The Original Cyberpunk misses the obvious analogy whilst contemplating Twain and the bygone lecture tour:
It’s an interesting synergism. The lectures drove sales of the books; the books in turn expanded the audience for the lectures. Sadly, the lecture tour was a 19th century phenomenon and I doubt we will ever see its likes again. As far as I can tell a Twain lecture was a combination of one-man stage show (if you haven’t seen Hal Holbrook in Mark Twain Tonight!, you really should find a copy and watch it), two-hour standup comedy routine, and socio/political monologue.
I keep casting about for a contemporary analogue, and the closest I can come is talk radio. But even Twain didn’t have to come up with a different two-hour show five days a week! And somehow, I find it hard to believe that 60 years from now, some well-respected actor is going to be touring with “Rush Limbaugh Tonight!”
I would say that the contemporary analogue is the modern preacher/televangelist/self-actualization guru. Sure, the preachers accept “love offerings” instead of ticket sales and the more successful ones broadcast instead of travelling from city to city, but the basic feedback loop remains the same.

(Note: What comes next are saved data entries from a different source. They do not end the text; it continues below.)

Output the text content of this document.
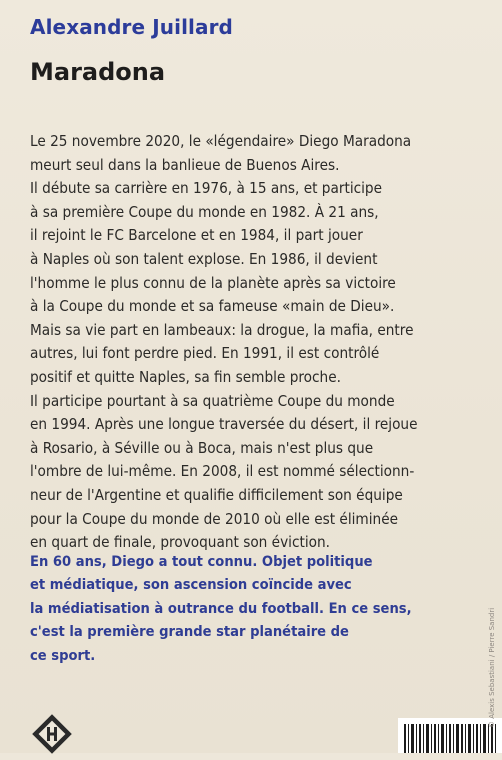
Alexandre Juillard
Maradona
Le 25 novembre 2020, le «légendaire» Diego Maradona
meurt seul dans la banlieue de Buenos Aires.
Il débute sa carrière en 1976, à 15 ans, et participe
à sa première Coupe du monde en 1982. À 21 ans,
il rejoint le FC Barcelone et en 1984, il part jouer
à Naples où son talent explose. En 1986, il devient
l'homme le plus connu de la planète après sa victoire
à la Coupe du monde et sa fameuse «main de Dieu».
Mais sa vie part en lambeaux: la drogue, la mafia, entre
autres, lui font perdre pied. En 1991, il est contrôlé
positif et quitte Naples, sa fin semble proche.
Il participe pourtant à sa quatrième Coupe du monde
en 1994. Après une longue traversée du désert, il rejoue
à Rosario, à Séville ou à Boca, mais n'est plus que
l'ombre de lui-même. En 2008, il est nommé sélectionn-
neur de l'Argentine et qualifie difficilement son équipe
pour la Coupe du monde de 2010 où elle est éliminée
en quart de finale, provoquant son éviction.
En 60 ans, Diego a tout connu. Objet politique
et médiatique, son ascension coïncide avec
la médiatisation à outrance du football. En ce sens,
c'est la première grande star planétaire de
ce sport.	© Alexis Sebastiani / Pierre Sandri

I don’t see how this will translate very well for the average fiction writer, but it helps explain the otherwise mysterious success of the Left Behind books, especially in light of the failure of other Christian fiction – including my own – to hit the bestseller lists. It’s interesting to note that an unusually high percentage of bestselling Christian books are penned by pastors to whom this feedback loop is applicable, while the pure writers like Frank Peretti and Ted Dekker seldom crack the top ten.
The answer, quite obviously, is for the OC to form a new cybertronic religion and begin selling books at his travelling “Release Your Inner Robot” symposium. Hey, it worked for Tony Robbins and L. Ron Hubbard.